I take a leisurely stroll around the fountain for the hall that points at the Dragon’s Quarter. I let a hand down into the frothing well water. The chill of it sends a tremor up the bones of my fingers into my arm. It wakens me from the trance of complacency that settled over me the second I left company behind. I have to face the weight of what’s in front of me.
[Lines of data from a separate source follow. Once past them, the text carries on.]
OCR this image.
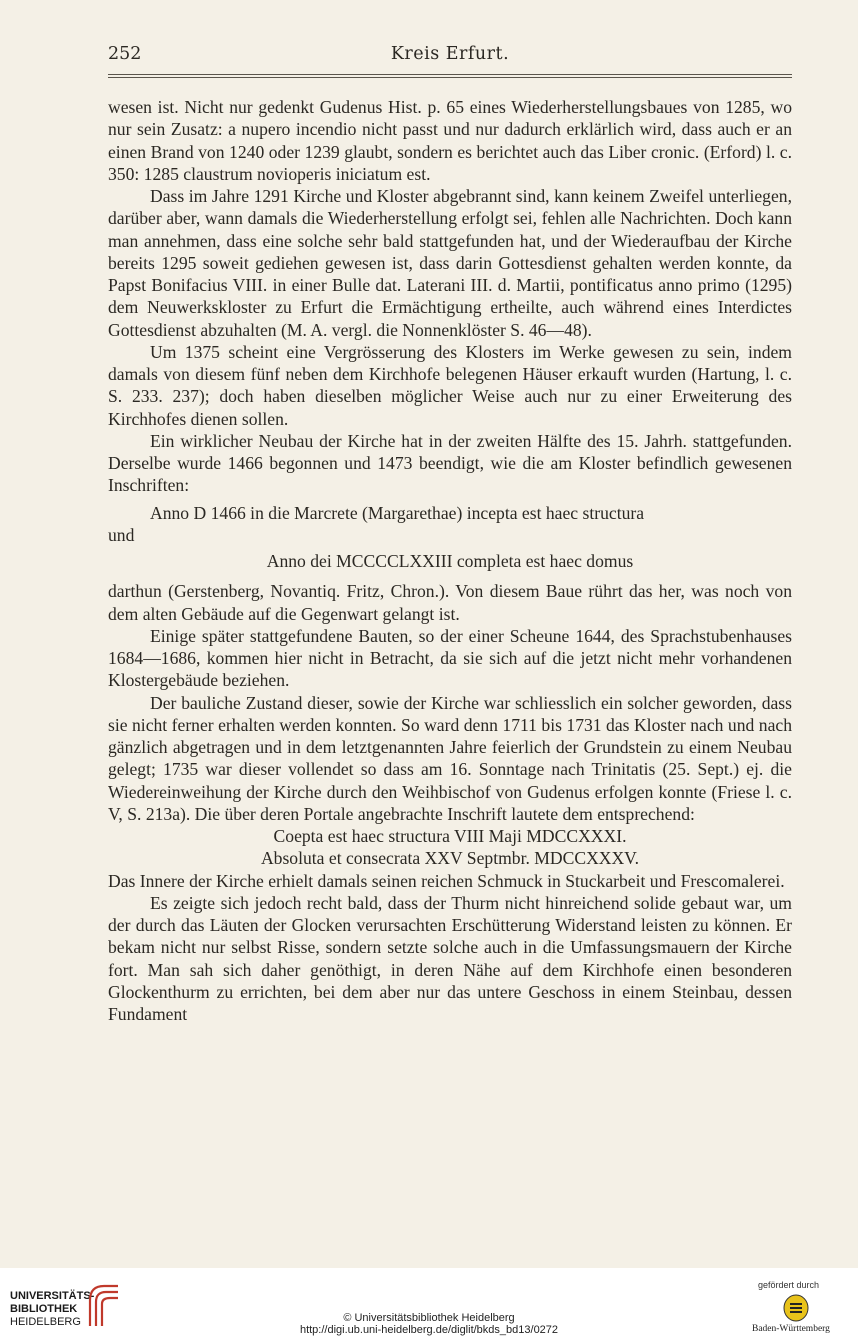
252	Kreis Erfurt.

wesen ist. Nicht nur gedenkt Gudenus Hist. p. 65 eines Wiederherstellungsbaues von 1285, wo nur sein Zusatz: a nupero incendio nicht passt und nur dadurch erklärlich wird, dass auch er an einen Brand von 1240 oder 1239 glaubt, sondern es berichtet auch das Liber cronic. (Erford) l. c. 350: 1285 claustrum novioperis iniciatum est.

Dass im Jahre 1291 Kirche und Kloster abgebrannt sind, kann keinem Zweifel unterliegen, darüber aber, wann damals die Wiederherstellung erfolgt sei, fehlen alle Nachrichten. Doch kann man annehmen, dass eine solche sehr bald stattgefunden hat, und der Wiederaufbau der Kirche bereits 1295 soweit gediehen gewesen ist, dass darin Gottesdienst gehalten werden konnte, da Papst Bonifacius VIII. in einer Bulle dat. Laterani III. d. Martii, pontificatus anno primo (1295) dem Neuwerkskloster zu Erfurt die Ermächtigung ertheilte, auch während eines Interdictes Gottesdienst abzuhalten (M. A. vergl. die Nonnenklöster S. 46—48).

Um 1375 scheint eine Vergrösserung des Klosters im Werke gewesen zu sein, indem damals von diesem fünf neben dem Kirchhofe belegenen Häuser erkauft wurden (Hartung, l. c. S. 233. 237); doch haben dieselben möglicher Weise auch nur zu einer Erweiterung des Kirchhofes dienen sollen.

Ein wirklicher Neubau der Kirche hat in der zweiten Hälfte des 15. Jahrh. stattgefunden. Derselbe wurde 1466 begonnen und 1473 beendigt, wie die am Kloster befindlich gewesenen Inschriften:

Anno D 1466 in die Marcrete (Margarethae) incepta est haec structura

und

Anno dei MCCCCLXXIII completa est haec domus

darthun (Gerstenberg, Novantiq. Fritz, Chron.). Von diesem Baue rührt das her, was noch von dem alten Gebäude auf die Gegenwart gelangt ist.

Einige später stattgefundene Bauten, so der einer Scheune 1644, des Sprachstubenhauses 1684—1686, kommen hier nicht in Betracht, da sie sich auf die jetzt nicht mehr vorhandenen Klostergebäude beziehen.

Der bauliche Zustand dieser, sowie der Kirche war schliesslich ein solcher geworden, dass sie nicht ferner erhalten werden konnten. So ward denn 1711 bis 1731 das Kloster nach und nach gänzlich abgetragen und in dem letztgenannten Jahre feierlich der Grundstein zu einem Neubau gelegt; 1735 war dieser vollendet so dass am 16. Sonntage nach Trinitatis (25. Sept.) ej. die Wiedereinweihung der Kirche durch den Weihbischof von Gudenus erfolgen konnte (Friese l. c. V, S. 213a). Die über deren Portale angebrachte Inschrift lautete dem entsprechend:

Coepta est haec structura VIII Maji MDCCXXXI.

Absoluta et consecrata XXV Septmbr. MDCCXXXV.

Das Innere der Kirche erhielt damals seinen reichen Schmuck in Stuckarbeit und Frescomalerei.

Es zeigte sich jedoch recht bald, dass der Thurm nicht hinreichend solide gebaut war, um der durch das Läuten der Glocken verursachten Erschütterung Widerstand leisten zu können. Er bekam nicht nur selbst Risse, sondern setzte solche auch in die Umfassungsmauern der Kirche fort. Man sah sich daher genöthigt, in deren Nähe auf dem Kirchhofe einen besonderen Glockenthurm zu errichten, bei dem aber nur das untere Geschoss in einem Steinbau, dessen Fundament

UNIVERSITÄTS-
BIBLIOTHEK
HEIDELBERG	© Universitätsbibliothek Heidelberg
http://digi.ub.uni-heidelberg.de/diglit/bkds_bd13/0272
gefördert durch
Baden-Württemberg
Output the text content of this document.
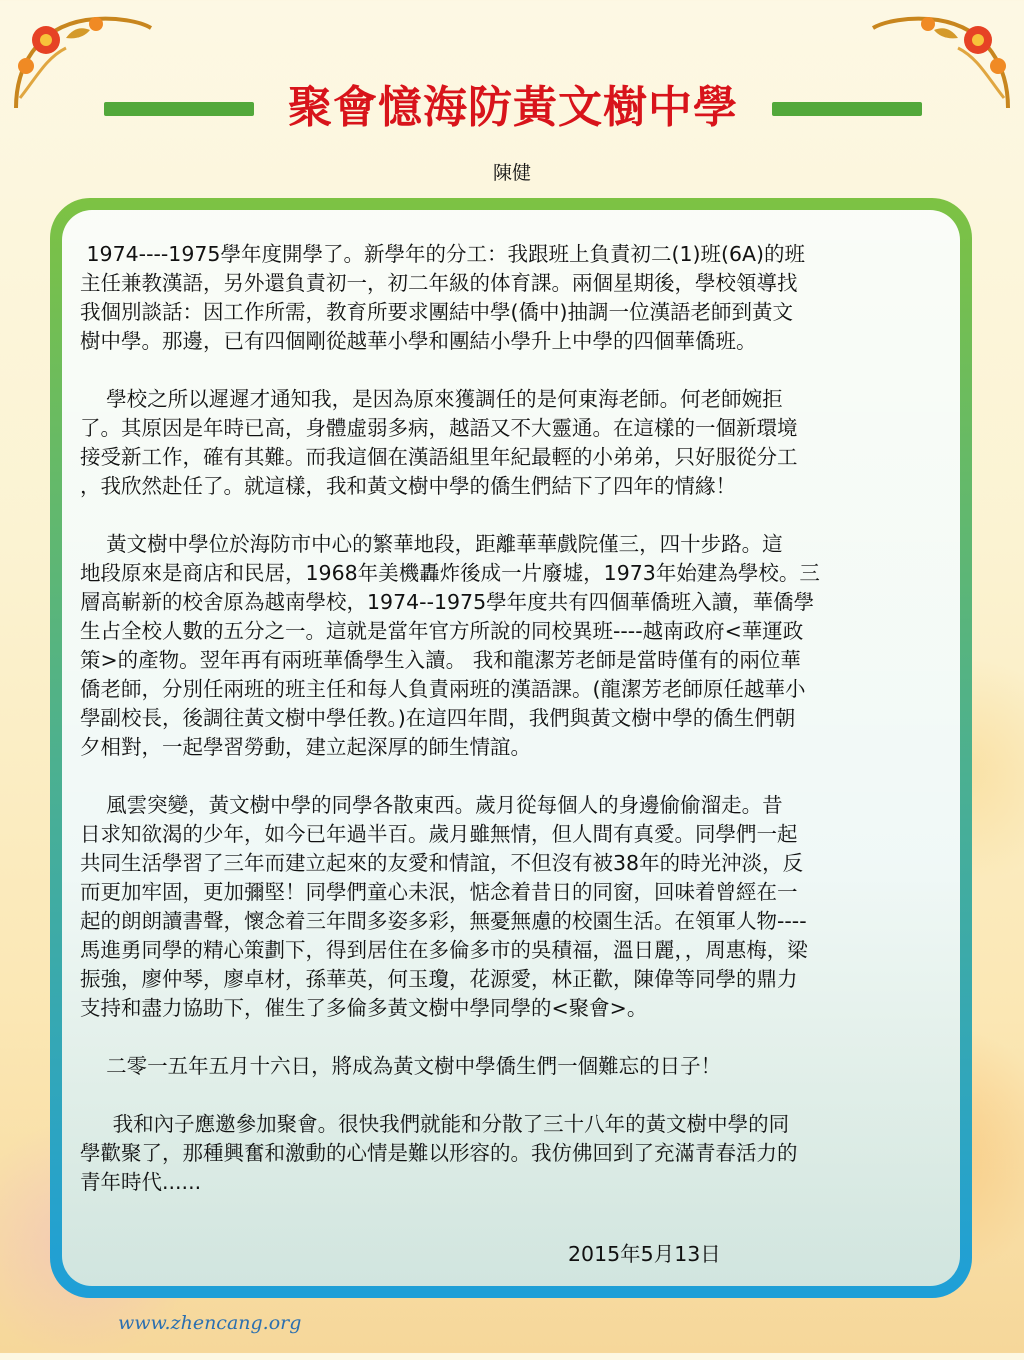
聚會憶海防黃文樹中學
陳健

1974----1975學年度開學了。新學年的分工：我跟班上負責初二(1)班(6A)的班
主任兼教漢語，另外還負責初一，初二年級的体育課。兩個星期後，學校領導找
我個別談話：因工作所需，教育所要求團結中學(僑中)抽調一位漢語老師到黃文
樹中學。那邊，已有四個剛從越華小學和團結小學升上中學的四個華僑班。

學校之所以遲遲才通知我，是因為原來獲調任的是何東海老師。何老師婉拒
了。其原因是年時已高，身體虛弱多病，越語又不大靈通。在這樣的一個新環境
接受新工作，確有其難。而我這個在漢語組里年紀最輕的小弟弟，只好服從分工
，我欣然赴任了。就這樣，我和黃文樹中學的僑生們結下了四年的情緣！

黃文樹中學位於海防市中心的繁華地段，距離華華戲院僅三，四十步路。這
地段原來是商店和民居，1968年美機轟炸後成一片廢墟，1973年始建為學校。三
層高嶄新的校舍原為越南學校，1974--1975學年度共有四個華僑班入讀，華僑學
生占全校人數的五分之一。這就是當年官方所說的同校異班----越南政府<華運政
策>的產物。翌年再有兩班華僑學生入讀。 我和龍潔芳老師是當時僅有的兩位華
僑老師，分別任兩班的班主任和每人負責兩班的漢語課。(龍潔芳老師原任越華小
學副校長，後調往黃文樹中學任教。)在這四年間，我們與黃文樹中學的僑生們朝
夕相對，一起學習勞動，建立起深厚的師生情誼。

風雲突變，黃文樹中學的同學各散東西。歲月從每個人的身邊偷偷溜走。昔
日求知欲渴的少年，如今已年過半百。歲月雖無情，但人間有真愛。同學們一起
共同生活學習了三年而建立起來的友愛和情誼，不但沒有被38年的時光沖淡，反
而更加牢固，更加彌堅！同學們童心未泯，惦念着昔日的同窗，回味着曾經在一
起的朗朗讀書聲，懷念着三年間多姿多彩，無憂無慮的校園生活。在領軍人物----
馬進勇同學的精心策劃下，得到居住在多倫多市的吳積福，溫日麗，，周惠梅，梁
振強，廖仲琴，廖卓材，孫華英，何玉瓊，花源愛，林正歡，陳偉等同學的鼎力
支持和盡力協助下，催生了多倫多黃文樹中學同學的<聚會>。

二零一五年五月十六日，將成為黃文樹中學僑生們一個難忘的日子！

我和內子應邀參加聚會。很快我們就能和分散了三十八年的黃文樹中學的同
學歡聚了，那種興奮和激動的心情是難以形容的。我仿佛回到了充滿青春活力的
青年時代......

2015年5月13日
www.zhencang.org
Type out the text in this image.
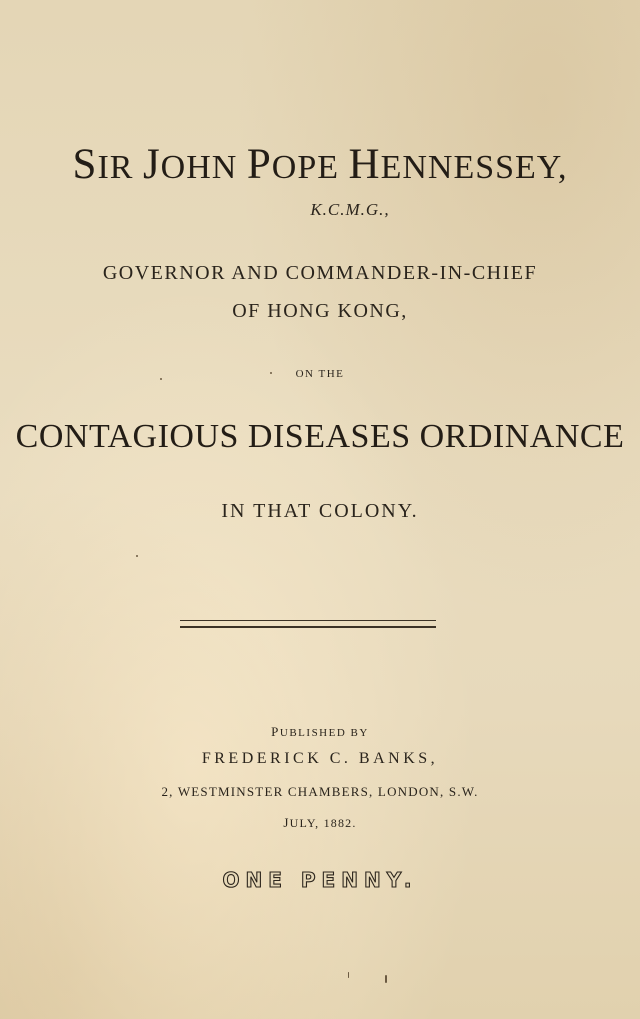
SIR JOHN POPE HENNESSEY,
K.C.M.G.,
GOVERNOR AND COMMANDER-IN-CHIEF
OF HONG KONG,
ON THE
CONTAGIOUS DISEASES ORDINANCE
IN THAT COLONY.
PUBLISHED BY
FREDERICK C. BANKS,
2, WESTMINSTER CHAMBERS, LONDON, S.W.
JULY, 1882.
ONE PENNY.
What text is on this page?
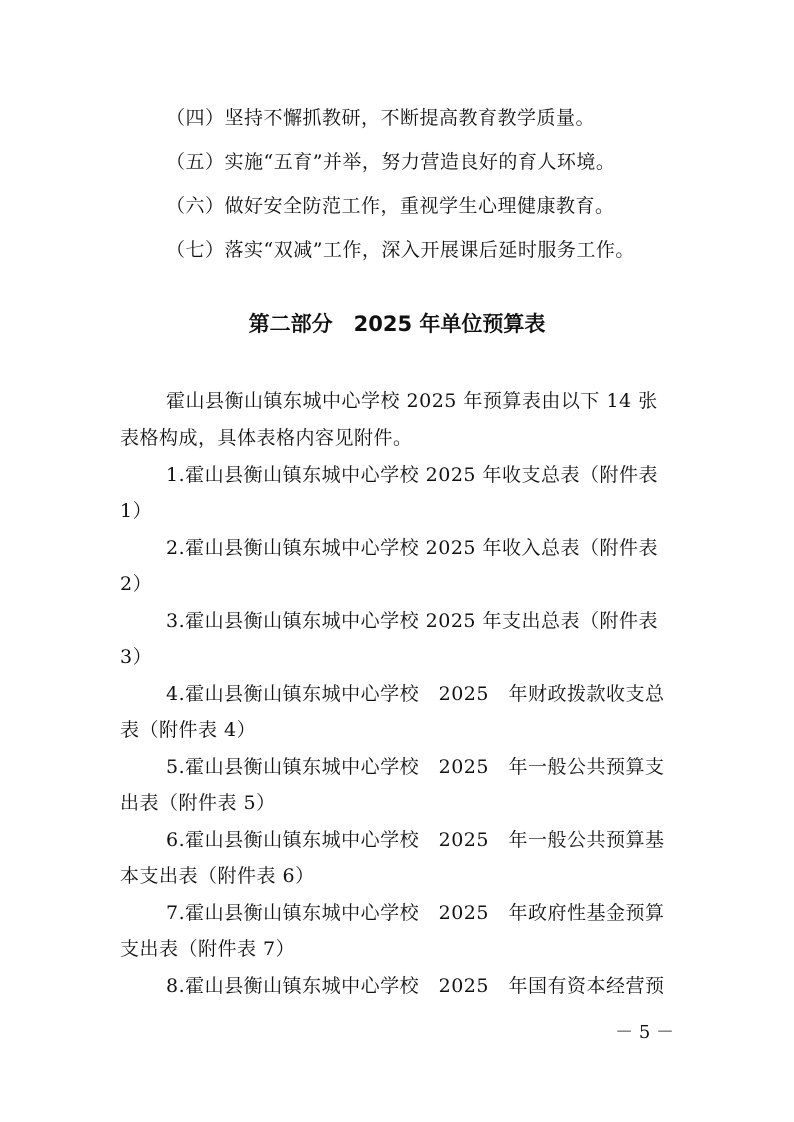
（四）坚持不懈抓教研，不断提高教育教学质量。
（五）实施“五育”并举，努力营造良好的育人环境。
（六）做好安全防范工作，重视学生心理健康教育。
（七）落实“双减”工作，深入开展课后延时服务工作。
第二部分　2025 年单位预算表
霍山县衡山镇东城中心学校 2025 年预算表由以下 14 张
表格构成，具体表格内容见附件。
1.霍山县衡山镇东城中心学校 2025 年收支总表（附件表
1）
2.霍山县衡山镇东城中心学校 2025 年收入总表（附件表
2）
3.霍山县衡山镇东城中心学校 2025 年支出总表（附件表
3）
4.霍山县衡山镇东城中心学校　2025　年财政拨款收支总
表（附件表 4）
5.霍山县衡山镇东城中心学校　2025　年一般公共预算支
出表（附件表 5）
6.霍山县衡山镇东城中心学校　2025　年一般公共预算基
本支出表（附件表 6）
7.霍山县衡山镇东城中心学校　2025　年政府性基金预算
支出表（附件表 7）
8.霍山县衡山镇东城中心学校　2025　年国有资本经营预
－ 5 －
If what Bart said on our date was the truth, I’m the Academy’s sole lifeline to the will of the Kyrie, and my father’s the ticket.
There’s not enough time in the world for me to walk to the Dragon’s Quarter. It’d be fine with me if I never arrived, and this war between supernatural sects just blew right over. If I never had to sort through my feelings for my biological family. If I never had to flirt with a truth I never wanted. Why did they give me up?
“Ceceli- er- Cece!” Dorian chimes, so goofy I just can’t believe at the moment that he’s the leader of this whole operation. He puts a hand to the back of his black head of hair and scratches hard. “Sorry. Still getting used to that.”